Example evidence fields: port_off_reason, ilim_trip_count, link_flap_count, crc_error_count, bus_uvlo_count

• Power: power-up success rate, current limit response, MPS stability, bus droop margins.
• Network: throughput, microburst loss, IGMP stability, VLAN isolation behavior.
• Thermal: full-load soak, fan policy, derating entry/exit, staged restore without oscillation.
• Protection: ESD/surge robustness with controllable recovery and explainable logs.

• Required: timestamp, device_id, fw_version, test_id, domain, port_id, thresholds, result
• Recommended: ambient, load_profile, traffic_profile, duration_ms
• Events: reason_code, action, recovery_time_ms

A test without evidence fields cannot be debugged or audited after shipment.

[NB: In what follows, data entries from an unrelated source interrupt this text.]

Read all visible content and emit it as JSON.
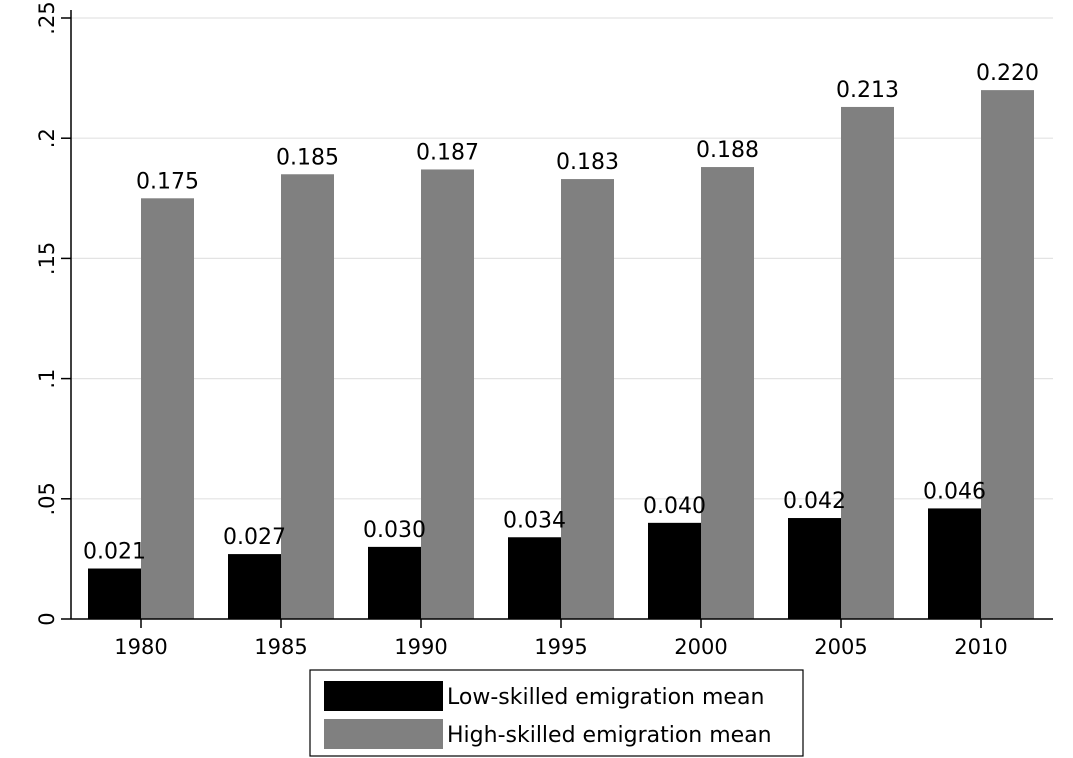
{
  "chart_data": {
    "type": "bar",
    "categories": [
      "1980",
      "1985",
      "1990",
      "1995",
      "2000",
      "2005",
      "2010"
    ],
    "series": [
      {
        "name": "Low-skilled emigration mean",
        "color": "#000000",
        "values": [
          0.021,
          0.027,
          0.03,
          0.034,
          0.04,
          0.042,
          0.046
        ],
        "labels": [
          "0.021",
          "0.027",
          "0.030",
          "0.034",
          "0.040",
          "0.042",
          "0.046"
        ]
      },
      {
        "name": "High-skilled emigration mean",
        "color": "#808080",
        "values": [
          0.175,
          0.185,
          0.187,
          0.183,
          0.188,
          0.213,
          0.22
        ],
        "labels": [
          "0.175",
          "0.185",
          "0.187",
          "0.183",
          "0.188",
          "0.213",
          "0.220"
        ]
      }
    ],
    "y_ticks": [
      {
        "value": 0,
        "label": "0"
      },
      {
        "value": 0.05,
        "label": ".05"
      },
      {
        "value": 0.1,
        "label": ".1"
      },
      {
        "value": 0.15,
        "label": ".15"
      },
      {
        "value": 0.2,
        "label": ".2"
      },
      {
        "value": 0.25,
        "label": ".25"
      }
    ],
    "ylim": [
      0,
      0.25
    ],
    "grid": true,
    "legend_position": "bottom"
  }
}
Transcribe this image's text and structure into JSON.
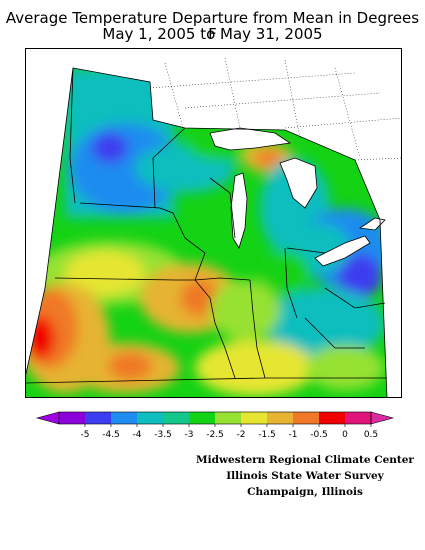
{
  "title": {
    "line1": "Average Temperature Departure from Mean in Degrees F",
    "line2": "May 1, 2005 to May 31, 2005"
  },
  "legend": {
    "tick_labels": [
      "-5",
      "-4.5",
      "-4",
      "-3.5",
      "-3",
      "-2.5",
      "-2",
      "-1.5",
      "-1",
      "-0.5",
      "0",
      "0.5"
    ],
    "bin_colors": [
      "#8c00dc",
      "#3c3cf0",
      "#1e8cf0",
      "#0fbebe",
      "#14c88c",
      "#14d214",
      "#96e132",
      "#e6e632",
      "#e6b432",
      "#f07828",
      "#f00000",
      "#e0147a"
    ],
    "low_arrow_color": "#a000e6",
    "high_arrow_color": "#dc2aa0"
  },
  "credits": {
    "line1": "Midwestern Regional Climate Center",
    "line2": "Illinois State Water Survey",
    "line3": "Champaign, Illinois"
  }
}
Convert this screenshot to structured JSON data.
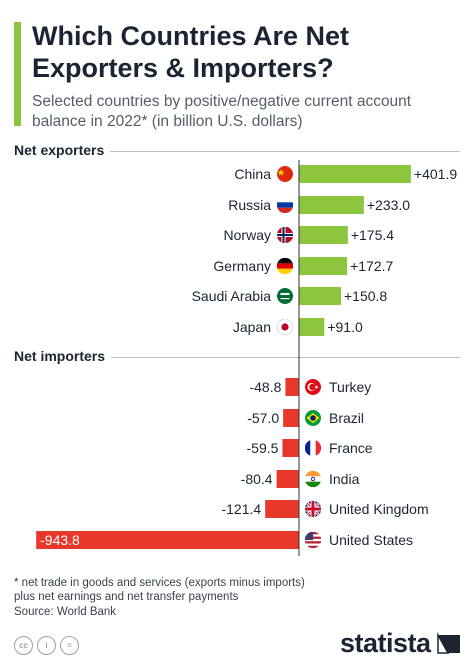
{
  "header": {
    "title": "Which Countries Are Net Exporters & Importers?",
    "subtitle": "Selected countries by positive/negative current account balance in 2022* (in billion U.S. dollars)"
  },
  "chart_data": {
    "type": "bar",
    "orientation": "horizontal",
    "groups": [
      {
        "label": "Net exporters",
        "categories": [
          "China",
          "Russia",
          "Norway",
          "Germany",
          "Saudi Arabia",
          "Japan"
        ],
        "values": [
          401.9,
          233.0,
          175.4,
          172.7,
          150.8,
          91.0
        ],
        "labels": [
          "+401.9",
          "+233.0",
          "+175.4",
          "+172.7",
          "+150.8",
          "+91.0"
        ],
        "color": "#8cc63f"
      },
      {
        "label": "Net importers",
        "categories": [
          "Turkey",
          "Brazil",
          "France",
          "India",
          "United Kingdom",
          "United States"
        ],
        "values": [
          -48.8,
          -57.0,
          -59.5,
          -80.4,
          -121.4,
          -943.8
        ],
        "labels": [
          "-48.8",
          "-57.0",
          "-59.5",
          "-80.4",
          "-121.4",
          "-943.8"
        ],
        "color": "#e8382c"
      }
    ],
    "flags": [
      "china-flag-icon",
      "russia-flag-icon",
      "norway-flag-icon",
      "germany-flag-icon",
      "saudi-arabia-flag-icon",
      "japan-flag-icon",
      "turkey-flag-icon",
      "brazil-flag-icon",
      "france-flag-icon",
      "india-flag-icon",
      "united-kingdom-flag-icon",
      "united-states-flag-icon"
    ]
  },
  "footer": {
    "footnote": "* net trade in goods and services (exports minus imports)\n   plus net earnings and net transfer payments",
    "source": "Source: World Bank",
    "brand": "statista",
    "cc_icons": [
      "cc",
      "i",
      "="
    ]
  }
}
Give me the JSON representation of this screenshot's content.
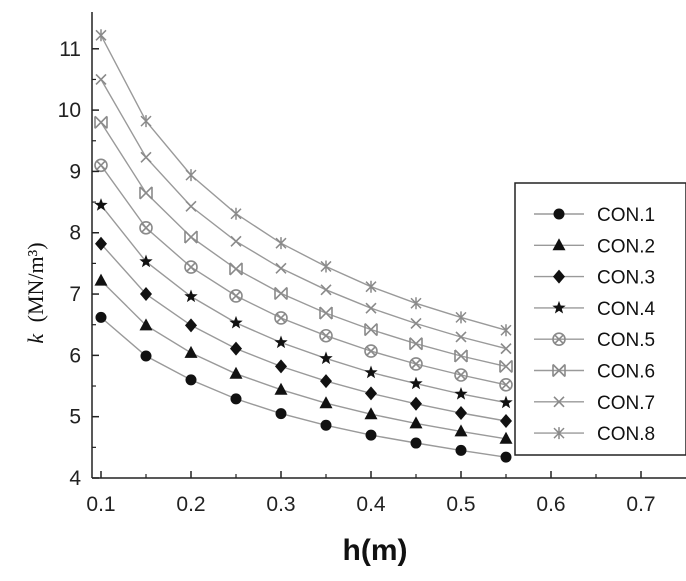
{
  "chart_data": {
    "type": "line",
    "title": "",
    "xlabel": "h(m)",
    "ylabel": {
      "symbol": "k",
      "unit": "(MN/m³)"
    },
    "xlim": [
      0.09,
      0.75
    ],
    "ylim": [
      4,
      11.6
    ],
    "x_ticks": [
      "0.1",
      "0.2",
      "0.3",
      "0.4",
      "0.5",
      "0.6",
      "0.7"
    ],
    "y_ticks": [
      "4",
      "5",
      "6",
      "7",
      "8",
      "9",
      "10",
      "11"
    ],
    "x": [
      0.1,
      0.15,
      0.2,
      0.25,
      0.3,
      0.35,
      0.4,
      0.45,
      0.5,
      0.55
    ],
    "legend_placement": "right",
    "grid": false,
    "series": [
      {
        "name": "CON.1",
        "marker": "circle",
        "values": [
          6.62,
          5.99,
          5.6,
          5.29,
          5.05,
          4.86,
          4.7,
          4.57,
          4.45,
          4.34
        ]
      },
      {
        "name": "CON.2",
        "marker": "triangle",
        "values": [
          7.22,
          6.49,
          6.04,
          5.7,
          5.44,
          5.22,
          5.04,
          4.89,
          4.76,
          4.64
        ]
      },
      {
        "name": "CON.3",
        "marker": "diamond",
        "values": [
          7.82,
          7.0,
          6.49,
          6.11,
          5.82,
          5.58,
          5.38,
          5.21,
          5.06,
          4.93
        ]
      },
      {
        "name": "CON.4",
        "marker": "star",
        "values": [
          8.45,
          7.53,
          6.96,
          6.53,
          6.21,
          5.95,
          5.72,
          5.54,
          5.37,
          5.23
        ]
      },
      {
        "name": "CON.5",
        "marker": "circle-x",
        "values": [
          9.1,
          8.08,
          7.44,
          6.97,
          6.61,
          6.32,
          6.07,
          5.86,
          5.68,
          5.52
        ]
      },
      {
        "name": "CON.6",
        "marker": "box-x",
        "values": [
          9.8,
          8.65,
          7.93,
          7.41,
          7.01,
          6.69,
          6.42,
          6.19,
          5.99,
          5.82
        ]
      },
      {
        "name": "CON.7",
        "marker": "cross",
        "values": [
          10.5,
          9.23,
          8.43,
          7.86,
          7.42,
          7.07,
          6.77,
          6.52,
          6.3,
          6.11
        ]
      },
      {
        "name": "CON.8",
        "marker": "asterisk",
        "values": [
          11.22,
          9.82,
          8.94,
          8.31,
          7.83,
          7.45,
          7.12,
          6.85,
          6.62,
          6.41
        ]
      }
    ],
    "colors": {
      "line": "#9a9a9a",
      "marker_dark": "#111111",
      "marker_light": "#8a8a8a",
      "axis": "#222222"
    }
  }
}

• Inject stress (congestion / full-power / long soak / protection stimulus).
• Observe counters (drops, faults, state transitions).
• Require controlled recovery (no endless reboot loops, no port oscillation).

First 2 checks

• port_off_reason + ilim_trip_count (OCP/SC trips)
• bus_uvlo_count + bus_V_min (48–57V bus droop)

Discriminator

• High OCP trips + stable bus → localized port / cable / PD fault
• Low OCP trips + frequent bus UVLO → total budget / PSU droop / simultaneous inrush
• Trips correlate with temperature (T_pse/T_hotspot) → thermal derating oscillation

Isolate

• Force the port to a lower power limit and retest with a short known-good cable.
• Disable other high-power ports, then re-run power-up to see whether bus UVLO disappears.
• Capture a 5–10 minute timeline: reason code → action → recovery result.

First 2 checks

• actual_W trend (or port_power_step if available) at IR-on timestamps
• ilim_trip_count or derating_state changes during IR-on

Discriminator

• Power step → OCP/limit → power-off → port limit too tight or cable loss too high
• Power step without power-off, but link errors rise (crc_error_count) → noise/return-path coupling (still switch-side)

Isolate

• Temporarily raise port priority or limit; compare failure rate before/after.
• Swap to a shorter/known-good cable; if issue disappears, cable loss is dominant.
• Correlate IR-on times with bus droop (bus_V_min) and port events.

First 2 checks

• per_queue_drop / queue_occupancy (microburst congestion evidence)
• mcast_flood_count + igmp_table_state (multicast control plane)

Discriminator

• Queue drops rise while link stays up → buffering/QoS mismatch vs workload bursts
• Multicast flood rises → IGMP snooping/querier misbehavior
• Errors remain low but stutter persists → verify video queue mapping and uplink bottleneck

Isolate

• Halve camera count for 10 minutes: if drops scale down, you have a congestion-driven root cause.
• Force video VLAN separation from management VLAN; verify drops shift to expected queues only.
• Lock one multicast group; verify non-member ports see no multicast traffic.

First 2 checks

• detection_fail_count / classify_fail_count (PoE detect/classify failures)
• port_short_state + port_off_reason (hard short vs protection latch-off)

Discriminator

• Detect/classify fails + link also dead → front-end boundary damage (RJ45/magnetics/PHY-side)
• Hard short detected → external cable/PD fault; validate with known-good short cable first
• Link works but power fails → PSE power path (FET/sense) likely impacted

Isolate

• Test with a known-good short cable + known-good PoE load (avoid risking another port).
• Move the same cable to a different port: cable vs port separation.
• Check whether surge/ESD event logs exist around storm time.

First 2 checks

• T_hotspot_max / T_pse / T_psu (temperature peak and slope)
• derating_state + fan_rpm (derating entry/exit + fan stall evidence)

Discriminator

• Temp rises → derating toggles → ports drop → derating policy oscillation or insufficient airflow
• High temp + abnormal fan RPM → airflow blockage / fan fault dominates
• Normal temp but ports drop → re-check power budget and OCP/UVLO evidence

Isolate

• Reduce total PoE power by 10–20% for 10 minutes: if stable, thermal headroom is the constraint.
• Increase fan duty temporarily; see if dropouts delay.
• Stage port power-up and restore sequence; verify state machine is monotonic (no thrash).